UK firms must break class ceiling & make this the decade of social mobility

Speaking at the CBI East Midlands Annual Dinner, Director-General Carolyn Fairbairn will praise the contribution of East Midlands firms to local communities and the UK economy. 

UK firms must break class ceiling & make this the decade of social mobility

Carolyn will highlight what business can and must achieve within the next ten days, ten months and ten years to secure a prosperous future for our country.  

Speaking to an audience of local business leaders at the National Space Centre in Leicester, Carolyn will say that “no one else can set out the facts on Brexit like British companies can.”

Looking to the long-term, the CBI Director-General will also call on firms “to embrace the technology revolution so that it works for Britain and use it to break down barriers of class, gender, ethnicity and sexuality. The best and surest route out of poverty has been and always will be a good job – and there’s no better way than successful, responsible, inclusive business.”

She will encourage firms to “make this the decade where companies rebuild confidence in free markets and give everyone the freedom and opportunity to succeed.” 

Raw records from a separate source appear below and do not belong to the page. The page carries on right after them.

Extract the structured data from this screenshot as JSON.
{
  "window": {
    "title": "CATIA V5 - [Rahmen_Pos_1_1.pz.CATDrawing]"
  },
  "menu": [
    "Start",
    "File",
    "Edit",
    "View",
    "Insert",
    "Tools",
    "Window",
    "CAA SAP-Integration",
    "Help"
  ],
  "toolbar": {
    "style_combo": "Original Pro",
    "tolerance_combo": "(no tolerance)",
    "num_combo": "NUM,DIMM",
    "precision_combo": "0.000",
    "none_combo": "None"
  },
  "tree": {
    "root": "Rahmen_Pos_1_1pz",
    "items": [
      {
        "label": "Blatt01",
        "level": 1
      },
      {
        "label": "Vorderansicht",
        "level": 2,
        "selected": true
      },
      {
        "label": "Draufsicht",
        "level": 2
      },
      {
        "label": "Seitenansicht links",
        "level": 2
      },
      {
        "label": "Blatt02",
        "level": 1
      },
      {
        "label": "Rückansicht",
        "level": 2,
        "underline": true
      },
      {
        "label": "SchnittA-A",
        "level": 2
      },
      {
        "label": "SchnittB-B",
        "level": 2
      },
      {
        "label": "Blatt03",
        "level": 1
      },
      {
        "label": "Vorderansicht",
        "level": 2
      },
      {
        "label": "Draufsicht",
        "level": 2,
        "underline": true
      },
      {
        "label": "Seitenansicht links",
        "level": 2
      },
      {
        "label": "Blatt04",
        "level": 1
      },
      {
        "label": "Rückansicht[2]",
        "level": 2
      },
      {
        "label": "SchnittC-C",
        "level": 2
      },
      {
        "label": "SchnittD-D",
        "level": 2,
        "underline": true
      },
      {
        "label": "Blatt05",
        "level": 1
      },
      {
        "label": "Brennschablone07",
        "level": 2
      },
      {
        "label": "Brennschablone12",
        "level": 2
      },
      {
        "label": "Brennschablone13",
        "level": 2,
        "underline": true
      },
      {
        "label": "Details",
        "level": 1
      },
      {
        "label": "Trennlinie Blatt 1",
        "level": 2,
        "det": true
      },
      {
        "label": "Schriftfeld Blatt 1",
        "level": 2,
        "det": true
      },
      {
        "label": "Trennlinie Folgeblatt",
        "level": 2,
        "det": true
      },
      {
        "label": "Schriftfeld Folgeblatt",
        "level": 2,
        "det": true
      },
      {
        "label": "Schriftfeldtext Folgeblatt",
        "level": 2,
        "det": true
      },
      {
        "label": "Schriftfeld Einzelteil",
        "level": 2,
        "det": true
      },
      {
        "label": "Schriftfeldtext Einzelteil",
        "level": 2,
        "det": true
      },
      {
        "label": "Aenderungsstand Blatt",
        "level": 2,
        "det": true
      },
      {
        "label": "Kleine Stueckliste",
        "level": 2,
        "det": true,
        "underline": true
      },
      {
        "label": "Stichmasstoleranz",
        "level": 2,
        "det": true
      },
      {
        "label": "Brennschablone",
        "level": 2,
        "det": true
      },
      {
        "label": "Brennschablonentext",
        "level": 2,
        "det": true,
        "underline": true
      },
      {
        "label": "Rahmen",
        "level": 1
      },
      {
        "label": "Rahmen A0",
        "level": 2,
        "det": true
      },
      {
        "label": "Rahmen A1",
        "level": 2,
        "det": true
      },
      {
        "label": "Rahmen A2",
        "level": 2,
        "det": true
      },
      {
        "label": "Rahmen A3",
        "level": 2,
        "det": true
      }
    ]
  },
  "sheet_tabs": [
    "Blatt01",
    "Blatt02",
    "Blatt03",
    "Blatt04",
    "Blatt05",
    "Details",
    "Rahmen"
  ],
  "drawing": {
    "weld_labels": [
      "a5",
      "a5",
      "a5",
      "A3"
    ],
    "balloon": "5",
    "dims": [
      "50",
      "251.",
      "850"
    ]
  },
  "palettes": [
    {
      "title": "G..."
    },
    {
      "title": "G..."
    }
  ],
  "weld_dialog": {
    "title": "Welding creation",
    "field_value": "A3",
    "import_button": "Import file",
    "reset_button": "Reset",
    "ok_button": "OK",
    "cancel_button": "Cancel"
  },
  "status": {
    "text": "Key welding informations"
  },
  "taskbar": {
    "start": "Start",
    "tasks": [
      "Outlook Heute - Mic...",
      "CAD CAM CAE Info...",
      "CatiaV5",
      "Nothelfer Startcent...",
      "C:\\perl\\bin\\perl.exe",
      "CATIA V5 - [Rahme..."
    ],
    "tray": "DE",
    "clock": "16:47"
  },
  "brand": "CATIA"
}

Ahead of the dinner, Carolyn will also visit Loomis UK in Nottingham, Derby College and Leicester City Football Club.

On Brexit, Carolyn Fairbairn, CBI Director-General, will say:

“We are at the critical moment in the Brexit negotiations. For business, it is the moment of most danger. Decisions taken today, tomorrow, this week and next will affect our country for generations to come.

“We respect the result of the referendum.  But what we have done as a business community is speak up for jobs, prosperity and living standards. For the kind of Brexit deal we believe our country needs.

“Over the coming days and weeks, we should all continue to bring evidence to the debate. It is making a difference.”

On the longer term, Carolyn will say:

“Britain’s role and standing as a country is also at a crossroads. Two hundred years ago Britain led an industrial revolution that made it the workshop of the world.  The East Midlands was – as it usually is – at the heart of things.  Its willingness to innovate, to try new technology, to invest in progress set it apart then and still does so today.

“Yet today a new technology revolution is breaking. The task for business is to make the most of it. To be the disruptors, rather than the disrupted. Particularly as the East Midlands is both our national capital of manufacturing and the heartland of British logistics.

“Whether it’s Center Parcs building a new £15 million subtropical swimming paradise. Or Rolls Royce’s working with the Alan Turing Institute to use artificial intelligence to predict when parts of an engine will need repair.

“Or Nestlé and XPO Logistics building a distribution centre next to East Midlands Airport which will use robots and autonomous vehicles to move products in the warehouse. It’s great that companies across the East Midlands are already leading the way.”

Looking ahead ten years, Carolyn will say:

“The next ten years are about our fundamental purpose as a business community.  Only two weeks ago the OECD said that the average time it takes for a low-income family to become a middle-income family in the UK is five generations. We don’t just have a glass ceiling, but a class ceiling too.

“Because that’s five generations across which families must work and strive through school, college, training and employment. This is far too slow and business is losing out on talented people.

“Yet there’s an even broader point if free markets are to function at all.  If society is to give capitalism its consent, people need to know they have a chance to improve their lives and the lives of their children, and that it won’t take five generations to get there.

“Who is better-placed than business to make the change we need to see? If we set ourselves one task for the next ten years, let’s make it the decade of social mobility. A decade in which business rebuilds confidence in free markets by showing that business is what gives people the freedom to succeed.  And do in one generation what in the past has taken five.”